Así, en efecto, nosotros (quienes hablamos español) entendemos por «respeto», ciertamente, el miramiento y la consideración (sentido éste que es el que más se aproxima al ético o moral), mas también utilizamos el término para referirnos a formas de acatamiento o sumisión; al miedo, recelo o aprensión que nos pueden producir determinadas cosas, animales o personas; y, por último, llamamos «respetuosas» a manifestaciones y formas de relacionarnos con el prójimo que nacen de la mera cortesía. Y todo ello, sin duda, no es baladí, sino que, al contrario, constituye un conjunto de acepciones lo suficientemente rico y complejo como para que podamos permitirnos pasarlo por alto, ya que es evidente, por ejemplo, que únicamente en la primera de tales acepciones podría tener algún sentido discutir si es el respeto virtud o no, porque está claro que en la última de ellas es una simple norma de urbanidad, y en la segunda y la tercera un tipo particular de sentimientos (miedo, recelo o aprensión) o formas específicas de habilidad social (el acatamiento o la sumisión, en tanto que actitud dominante en las relaciones con el prójimo) que pueden tener orígenes muy dispares y estar puestos al servicio de objetivos no menos diversos.
Conviene, pues, que procedamos en nuestro análisis con un cierto cuidado y prevención.
*
Si entre las traducciones posibles del griego αἰδώϛ damos preferencia –como hace Abbagnano– al término «respeto» –otras alternativas serían hacerlo por «vergüenza» o «pudor»–, entonces seguramente podría decirse que quizás es cierto que fue Demócrito el primero en hacer del respeto algo muy similar a una virtud, e incluso uno de los pilares esenciales sobre los que descansa la Ética, tal como puede verse en el frag. 264 de la edición de Diels:
«Nadie debe tener más respeto por los otros hombres que por sí mismo, ni obrar mal ya lo sepan todos o nadie lo sepa, sino que debes tener por ti mismo el mayor respeto e imponer a tu alma esta ley: no hacer lo que no se debe hacer».
Se trata, como no dejará de observarse, de una concepción del respeto en la que éste no es tanto una obligación que tenemos con los demás como un deber para con nosotros mismos, y en la medida en que tal respeto implica no hacer nada de lo que debamos avergonzarnos (sea conocido o no por los otros), de él se derivará la acción moralmente buena, incluidas aquéllas que tienen como referencia al prójimo, y entre ellas las que van encaminadas a salvaguardar su dignidad, esto es, a respetarle.

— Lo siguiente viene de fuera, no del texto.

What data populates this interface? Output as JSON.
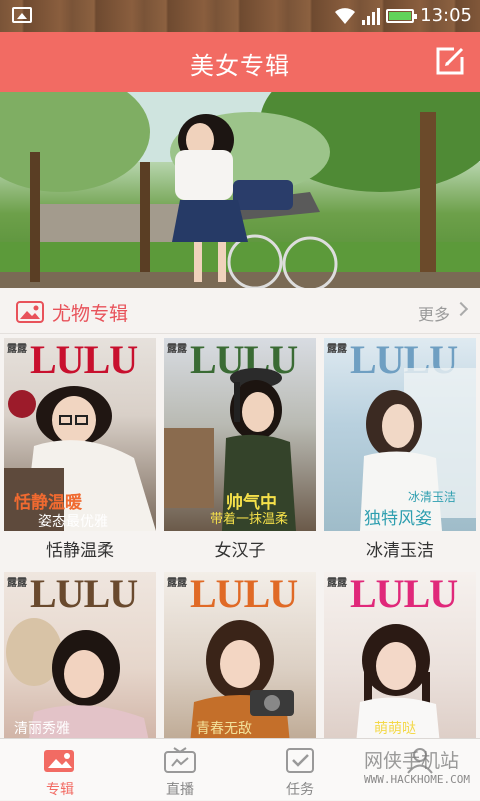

Y virtud, igualmente, es considerado por el Protágoras del Diálogo platónico así titulado, en el que dirá el sofista que, antes de que poseyeran la ciencia política, cuando los hombres se reunían, para, por ejemplo, protegerse de las fieras, terminaban por atacarse unos a otros.

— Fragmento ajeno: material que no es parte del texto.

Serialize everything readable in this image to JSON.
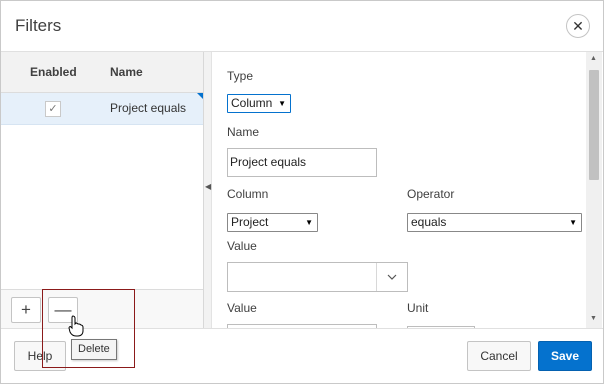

«Zeus, entonces, temió que sucumbiera toda nuestra raza, y envió a Hermes para que trajera a los hombres el respeto [sentido moral] y justicia para que hubiera orden en las ciudades y ligaduras acordes de amistad» [Platón, Protágoras, 322c].
Mas a diferencia de lo que sucede con el resto de conocimientos, en los que basta con que los posean unos pocos, de éstos es necesario que participen todos, puesto que de lo contrario sería imposible la vida social y la existencia de ciudades.
Nos encontramos ahora ante una forma de concebir el respeto en la que éste no es entendido primordialmente como una exigencia individual que termina por incluir en su radio de acción al prójimo y consiguientemente, a la ética y la moral en cuanto tales, sino como la condición misma de posibilidad de la sociabilidad humana y, desde luego, del mundo moral. Mas ya prefiramos la forma de enfocar el asunto de Demócrito, ya optemos por la de Protágoras, en ningún error sustancial se incurre si sostenemos que en ellos el respeto es visto como virtud.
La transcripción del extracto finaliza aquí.